La nouvelle que voici, peut-être déjà arrivée jusqu'à vous, m'a fait repenser à cette conclusion lapidaire d'André Bazin à son étude sur les rapports entre Hitler et Chaplin (du point de vue notamment, vous l'aurez compris, de la pilosité). Allons-y :


"La célèbre inscription en allemand "Arbeit macht frei" ("Le travail rend libre") figurant au-dessus de la porte d'entrée de l'ancien camp de la mort nazi d'Auschwitz-Birkenau (sud de la Pologne), a été volée, a annoncé vendredi 18 décembre la police polonaise, qui ne connaît pas encore l'identité des malfaiteurs.

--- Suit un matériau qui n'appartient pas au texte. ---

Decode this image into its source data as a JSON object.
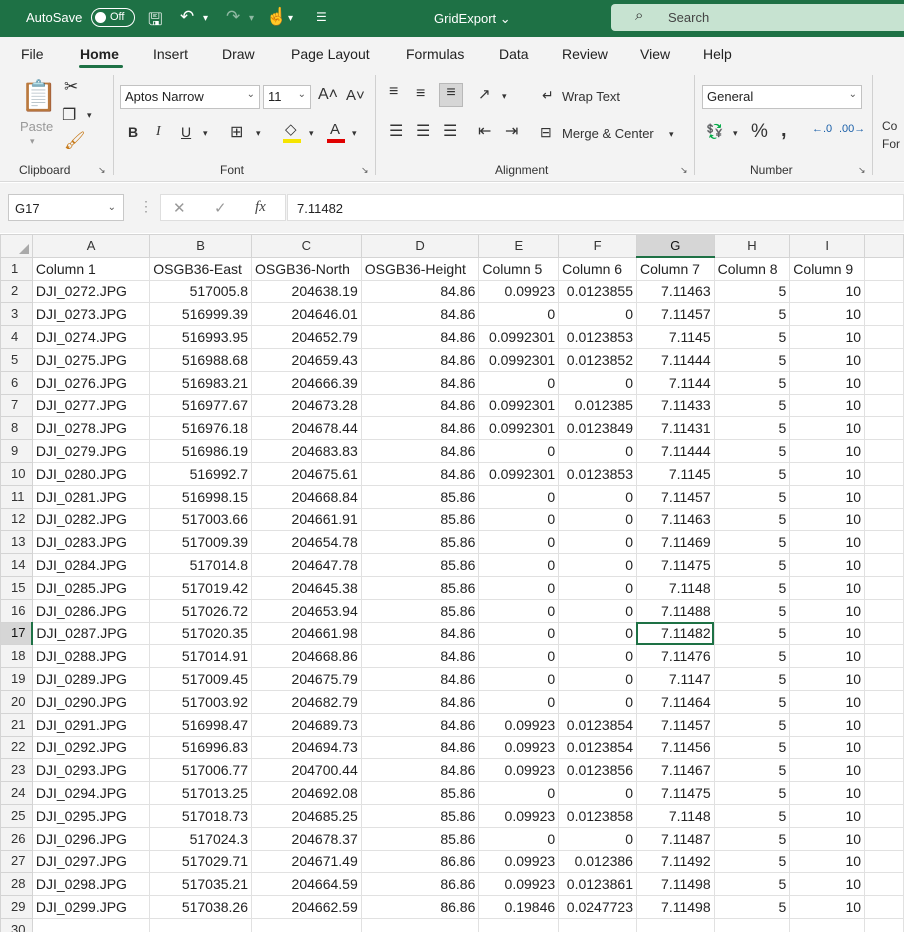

"Le panneau a été emporté vers 6 heures locales [même heure en France, NDLR]. Un chien policier a été lancé sur les traces des voleurs", a déclaré une porte-parole de la police, Malgorzata Jurecka, à la radio publique Trojka. Le site d'Auschwitz-Birkenau est fermé la nuit et gardé par des vigiles. La police polonaise a ouvert une enquête : "Toutes les pistes sont possibles, mais nous privilégions celle de vol sur commande d'un collectionneur privé ou d'un groupe de gens", a déclaré la porte-parole de la police d'Oswiecim. Les forces de l'ordre ont promis une récompense de 1 200 euros à toute personne dont les informations pourraient aider à retrouver l'inscription et arrêter les coupables.

L'année dernière, plus d'un million de personnes ont visité le site. Le panneau en fer forgé, de 5 mètres de long, n'était pas difficile à décrocher du dessus de la grande porte "mais il fallait le savoir", a observé le porte-parole du musée. Selon lui, "celui qui l'a fait devait bien savoir ce qu'il volait et comment il fallait s'y prendre".

"UNE DESTRUCTION DE L'HISTOIRE"

Dans la journée, des réactions ont émané de tous les pays avec, en filigrane, la question de savoir si une motivation idéologique était à l'origine de cet acte. Le président polonais Lech Kaczynski s'est déclaré "bouleversé et indigné". "Cet acte mérite la condamnation la plus sévère", a ajouté le président, qui a lancé un appel à aider les forces de l'ordre à retrouver l'inscription. "Notre devoir commun est de la faire revenir à sa place", a-t-il déclaré. "C'est impensable !", s'est exclamé pour sa part le chef historique du syndicat Solidarité et ancien président, Lech Walesa, à la télévision polonaise. "Mais je n'y verrais pas un acte idéologique. C'est une affaire criminelle. Impossible de le comprendre autrement", a ajouté le Prix Nobel de la paix.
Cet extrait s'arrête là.